Nonetheless, our study has limitations due to the origin and scope of the data. It uses claims data from one statutory health insurance in one federal state in Germany only. The data serve providers for billing of services rendered, so data that do not serve the purpose of billing are not transmitted to the health insurance. In addition, only services that have been used are counted; these services do not always correspond to prescribed services. Thus, it cannot be determined whether the lower utilisation of cardiologist treatment or certain drugs is due to a lack of referral/prescription or nonredemption of the referral/prescription. However, it seems unlikely that the low rates and differences in the prescription of statins are based on this potential source of error, as the other three indicators show completely different magnitudes. Therefore, it is not sufficiently plausible based on this mechanism why the frequency of statin prescriptions deviates to this extent from a 70.9% prescription rate in high-income countries [
31]. We did not analyse antiplatelet drug prescription in our study, although it is included as a QiSA criterion since claims data for acetylsalicylic acid prescriptions in Germany are not available for the vast majority of patients, as most have to pay for them out of pocket.
Conclusion
In general, the results suggest that the care of patients with CHD in structured programmes such as DMP or by cardiology specialists is associated with improved medication management. Against this backdrop, the lower utilisation of these specialised services by female patients appears especially critical and to be questioned. Therefore, research on possible inhibiting factors at the level of healthcare provision and sex-specific differences in the use of DMP and cardiological healthcare services is highly important. From a system perspective in Germany, a higher rate of DMP participation and cardiologist consultation should be pursued to increase prescription rates in people with CHD.

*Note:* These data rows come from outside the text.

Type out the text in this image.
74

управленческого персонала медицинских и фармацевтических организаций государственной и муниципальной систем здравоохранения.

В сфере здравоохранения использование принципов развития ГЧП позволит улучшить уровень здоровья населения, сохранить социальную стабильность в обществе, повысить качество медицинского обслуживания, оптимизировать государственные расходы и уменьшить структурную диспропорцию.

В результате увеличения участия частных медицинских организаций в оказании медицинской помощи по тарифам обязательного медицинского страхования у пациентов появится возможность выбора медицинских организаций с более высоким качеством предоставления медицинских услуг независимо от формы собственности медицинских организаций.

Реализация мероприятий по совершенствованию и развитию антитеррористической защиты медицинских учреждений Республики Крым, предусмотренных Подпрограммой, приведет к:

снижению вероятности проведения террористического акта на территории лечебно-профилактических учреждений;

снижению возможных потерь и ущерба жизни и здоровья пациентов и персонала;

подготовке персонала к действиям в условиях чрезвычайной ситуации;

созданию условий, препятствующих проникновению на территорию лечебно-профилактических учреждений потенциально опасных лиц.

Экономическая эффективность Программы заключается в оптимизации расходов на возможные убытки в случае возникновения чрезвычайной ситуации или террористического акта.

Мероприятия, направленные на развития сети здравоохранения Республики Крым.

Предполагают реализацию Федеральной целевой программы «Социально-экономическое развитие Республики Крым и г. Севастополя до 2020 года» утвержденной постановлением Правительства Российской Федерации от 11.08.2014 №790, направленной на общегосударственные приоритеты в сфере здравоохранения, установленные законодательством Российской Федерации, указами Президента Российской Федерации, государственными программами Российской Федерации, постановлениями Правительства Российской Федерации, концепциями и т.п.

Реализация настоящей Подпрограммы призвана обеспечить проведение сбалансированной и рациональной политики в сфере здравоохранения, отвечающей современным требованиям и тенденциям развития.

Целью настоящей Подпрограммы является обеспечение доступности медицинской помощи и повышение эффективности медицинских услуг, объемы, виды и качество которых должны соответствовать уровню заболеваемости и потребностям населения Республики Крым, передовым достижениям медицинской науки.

In summary, low statin utilisation rates in Germany are influenced by a complex interplay of factors involving patient information, physician practices, healthcare system structure, and patient concerns about adverse effects. Addressing these issues requires a multifaceted approach that includes improved patient information, physician training, healthcare system reforms, and honest discussions about the true risks and benefits of statin therapy. This approach can help enhance cardiovascular care and reduce the burden of heart disease and stroke in Saxony-Anhalt.
Investigating these variations is critical to understanding why statin utilisation rates are low in certain regions or types of healthcare facilities. Additionally, interventions such as physician education programmes can promote evidence-based prescribing practices and improve the consistency of statin prescription rates across the country.